Voronin, a Soviet-era interior minister for Moldova, has in recent years reinvented himself as "pro-EU" leader interested in forging strong ties with the West. Under his leadership, Moldova has implemented the first three-year Action Plan within the framework of the European Neighborhood Policy (ENP) which precedes accession talks.

And the EU, pushed in particular by its newest members from the former Soviet bloc in Eastern Europe, has supported Voronin, promising as recently as October to seal a "new and ambitious" relationship with Moldova.

A year earlier, the Czech Republic, Hungary, Poland and Slovakia issued a joint statement pushing the EU to "acknowledge the pace of progress, Moldova's efforts and concrete achievements" under Voronin's leadership.

While turning to the West, Voronin has also managed to keep relations with Moscow -- the supporter of the rebel Transnistra region in eastern Moldova -- on a very warm track, also with support from the Russian side.

Moldova standing at East-West crossroads

With Voronin courting both Brussels and Moscow, and both sides reciprocating his overtures, each anxious not to cede dominant influence to the other, the stage was set for some kind of rupture within the country itself. Many Moldovans believe that their country is going to have to make a choice: is it with Europe or is it with Russia?

Moldova's President Vladimir Voronin with EU Commission President Jose Manuel Barroso

Voronin has positioned Moldova between the EU and Russia

"Well, it's a balancing act and to be honest, Russia is incredibly important for Moldova's stability because it does control the fate of the breakaway republican interests in Transnistra and it's also important for Moldova's economy," Greene said. "Moldova's economy depends tremendously on remittances from Moldovans working abroad -- a large number of those are in Russia -- and so that is obviously important to any Moldovan government.

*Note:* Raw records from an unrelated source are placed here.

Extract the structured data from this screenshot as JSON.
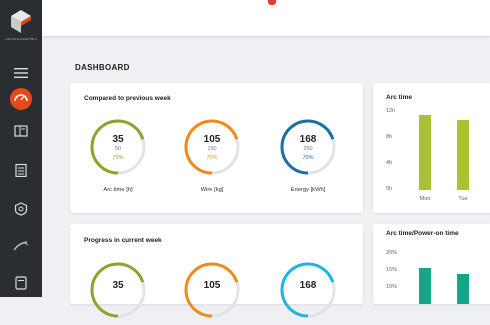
{
  "brand": {
    "name": "LINCOLN ELECTRIC"
  },
  "sidebar": {
    "items": [
      {
        "icon": "menu-icon"
      },
      {
        "icon": "dashboard-gauge-icon",
        "active": true
      },
      {
        "icon": "machines-icon"
      },
      {
        "icon": "clipboard-icon"
      },
      {
        "icon": "shield-icon"
      },
      {
        "icon": "welding-torch-icon"
      },
      {
        "icon": "device-icon"
      }
    ]
  },
  "page_title": "DASHBOARD",
  "compared_card": {
    "title": "Compared to previous week",
    "metrics": [
      {
        "value": "35",
        "previous": "50",
        "percent": "70%",
        "fraction": 0.7,
        "label": "Arc time [h]",
        "color": "#8aa52b"
      },
      {
        "value": "105",
        "previous": "150",
        "percent": "70%",
        "fraction": 0.7,
        "label": "Wire [kg]",
        "color": "#f08a1c"
      },
      {
        "value": "168",
        "previous": "250",
        "percent": "70%",
        "fraction": 0.7,
        "label": "Energy [kWh]",
        "color": "#1b6fa8"
      }
    ]
  },
  "progress_card": {
    "title": "Progress in current week",
    "metrics": [
      {
        "value": "35",
        "color": "#8aa52b",
        "fraction": 0.7
      },
      {
        "value": "105",
        "color": "#f08a1c",
        "fraction": 0.7
      },
      {
        "value": "168",
        "color": "#1ab7e6",
        "fraction": 0.7
      }
    ]
  },
  "arc_time_chart": {
    "title": "Arc time",
    "ticks": [
      "12h",
      "8h",
      "4h",
      "0h"
    ],
    "days": [
      "Mon",
      "Tue"
    ],
    "values": [
      11.5,
      10.8
    ],
    "ymax": 12,
    "color": "#a8c234"
  },
  "arc_power_chart": {
    "title": "Arc time/Power-on time",
    "ticks": [
      "20%",
      "15%",
      "10%"
    ],
    "values": [
      16,
      14
    ],
    "color": "#17a589"
  },
  "colors": {
    "accent": "#e64a19",
    "sidebar": "#2a2d31"
  }
}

"But a large number of those workers are in Europe and Europe is a significantly more lucrative place for them to be than in Russia," he added. "It is also impossible for any Moldovan government to entirely close the door on Europe. But what Voronin has tried to do is this balancing act which over time evolves basically into institutionalized indecisiveness that says 'we're not going to move in any direction' and that makes it very difficult for foreigners to invest in Moldova and for people to develop the economy when you have no idea what the long term prospects for the country are."

The EU will on May 7 launch the so-called "Eastern Partnership" program of closer ties with Moldova along with Ukraine, Georgia, Azerbaijan, Armenia, and Belarus.

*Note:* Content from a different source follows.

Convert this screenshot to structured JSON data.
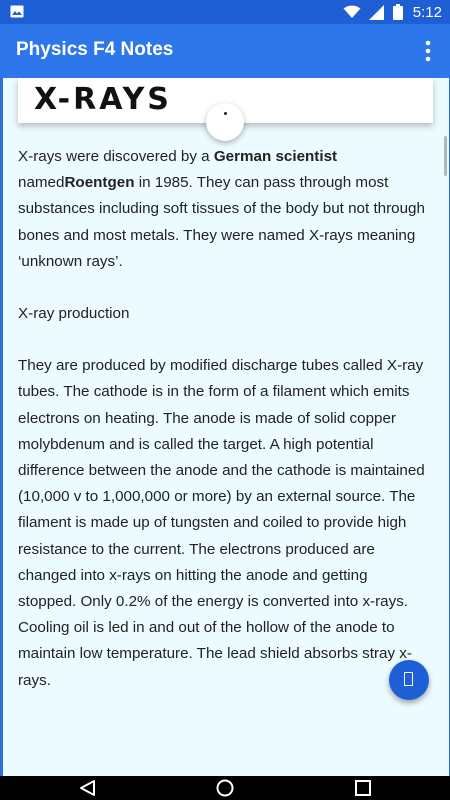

The plan envisages aid, the gradual creation of a free trade zone and better energy ties. The EU will also negotiate accords setting terms for cooperation in reward for democratic and free-market reforms.

Will these initiatives sway the Communists towards Europe or lead to another power struggle to join the many that have gone before it in Moldova's history? How the new Moldovan government and its Russian overseers respond to these developments, only time will tell.